DNA has often been likened to a book, with a set of instructions written in A’s, T’s, C’s, and G’s. But even if the contents of the book are known (which is increasingly the case as more and more genomes are sequenced), the where, when, or how loudly, the book is read is not known.

RNA-Seq

Such a graph was long a familiar sight to those interested in sequencing genes, but next generation technologies have come aboard, spurring developments like RNA-Seq. Image Credit: Wikimedia Commons.

After all, genes may be dormant, ferociously active, or anything in between.

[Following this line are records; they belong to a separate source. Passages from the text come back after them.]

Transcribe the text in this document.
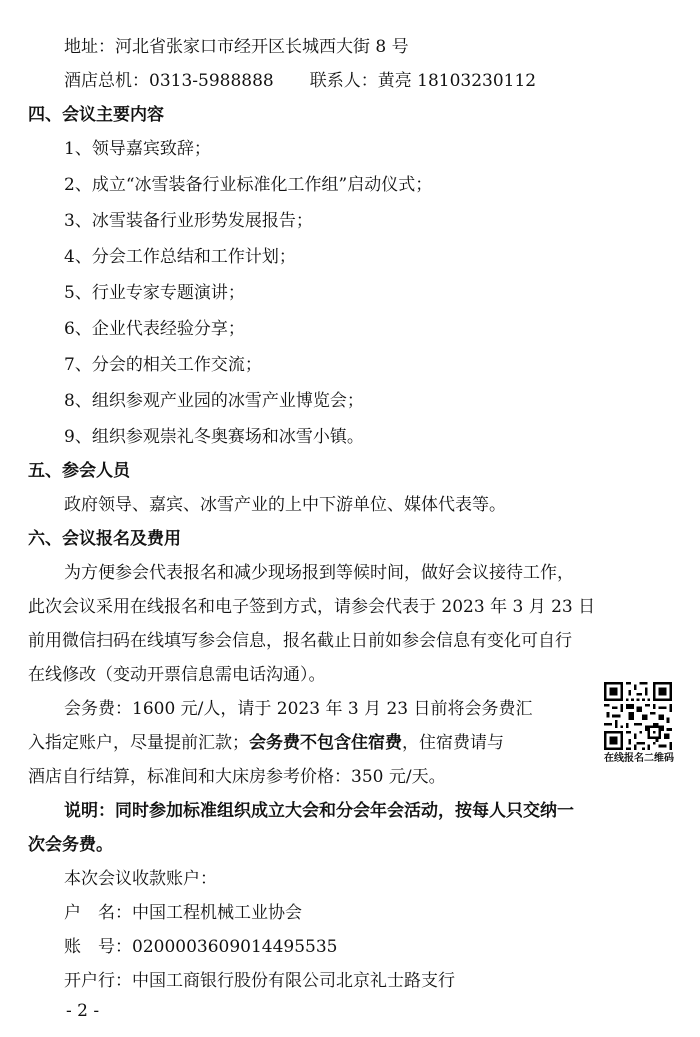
地址：河北省张家口市经开区长城西大街 8 号
酒店总机：0313-5988888 联系人：黄亮 18103230112
四、会议主要内容
1、领导嘉宾致辞；
2、成立“冰雪装备行业标准化工作组”启动仪式；
3、冰雪装备行业形势发展报告；
4、分会工作总结和工作计划；
5、行业专家专题演讲；
6、企业代表经验分享；
7、分会的相关工作交流；
8、组织参观产业园的冰雪产业博览会；
9、组织参观崇礼冬奥赛场和冰雪小镇。
五、参会人员
政府领导、嘉宾、冰雪产业的上中下游单位、媒体代表等。
六、会议报名及费用
为方便参会代表报名和减少现场报到等候时间，做好会议接待工作，
此次会议采用在线报名和电子签到方式，请参会代表于 2023 年 3 月 23 日
前用微信扫码在线填写参会信息，报名截止日前如参会信息有变化可自行
在线修改（变动开票信息需电话沟通）。
会务费：1600 元/人，请于 2023 年 3 月 23 日前将会务费汇
入指定账户，尽量提前汇款；会务费不包含住宿费，住宿费请与
酒店自行结算，标准间和大床房参考价格：350 元/天。
在线报名二维码
说明：同时参加标准组织成立大会和分会年会活动，按每人只交纳一
次会务费。
本次会议收款账户：
户　名：中国工程机械工业协会
账　号：0200003609014495535
开户行：中国工商银行股份有限公司北京礼士路支行
- 2 -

A gene’s transcription to RNA is influenced by the type of cell housing the gene, the stage of development of the organism, and the particular conditions that are currently encountered. So although sequencing a genome is certainly invaluable and informative, studying the transcriptome, the full set of all RNA molecules and their quantity in an organism, is crucial for studying genes in action and illuminating their relevance in development and disease.

RNA-Seq(uencing) is a relatively recent approach to documenting the transcriptome and has become a widely used tool in the biological community. It is an actively developing field with many different approaches, depending on the needs of the experiment. In general, however, RNA-Seq works by “reverse-transcribing” RNA in the lab to its DNA complement (known as “cDNA”), which is then fragmented into short sequences. (Alternatively, the RNA might be fragmented first, then reverse-transcribed.) Sequence adaptors are then added to the ends of the cDNA fragments, and then they are ready for their sequences to be read [1].

This brings us to why RNA-Seq is somewhat of a newcomer. The demand for sequencing that can be performed quickly and at low cost drove the development of new, next generation technologies that hold advantages over the traditional method. Various novel methods allow many sequences to analyzed concurrently. This enables, to a high degree of accuracy, the multiple reading of the same section of DNA (“deep sequencing”). With this technology now on the scene, it has become more feasible to sequencing all the cDNA that comes with reverse transcribing RNA from cells. In fact, this high demand for RNA-Seq and other sequencing methods are illustrated through the many vendors at Assay Depot that offer expertise in next generation sequencing.

RNA-Seq boasts several favorable properties. For one,  the genome sequence of the species does not have to be known, a plus for researchers working with organisms a bit off the beaten path. Another bonus is that the background signal is low to non-existent. There is no worry of reaching an upper limit either, and as a result, transcripts can be measured in a range spanning as many as five orders of magnitude [2]. The clarity of RNA-Seq also means that person-to-person variability in transcript composition can often be picked up.

These desirable features and more are cause for the current intense interest in RNA-Seq. The dynamic transcriptome in all its variation means that genes are no simple book to be read, but RNA-Seq helps with the comprehension.

References

1. Wang, Z. et al. (2009) RNA-Seq: a revolutionary tool for transcriptomics. Nat. Rev. Genet. 10:57-63.

2. Mortazavi et al. (2008) Mapping and quantifying mammalian transcriptomes by RNA-Seq. Nat. Methods 5:621-628.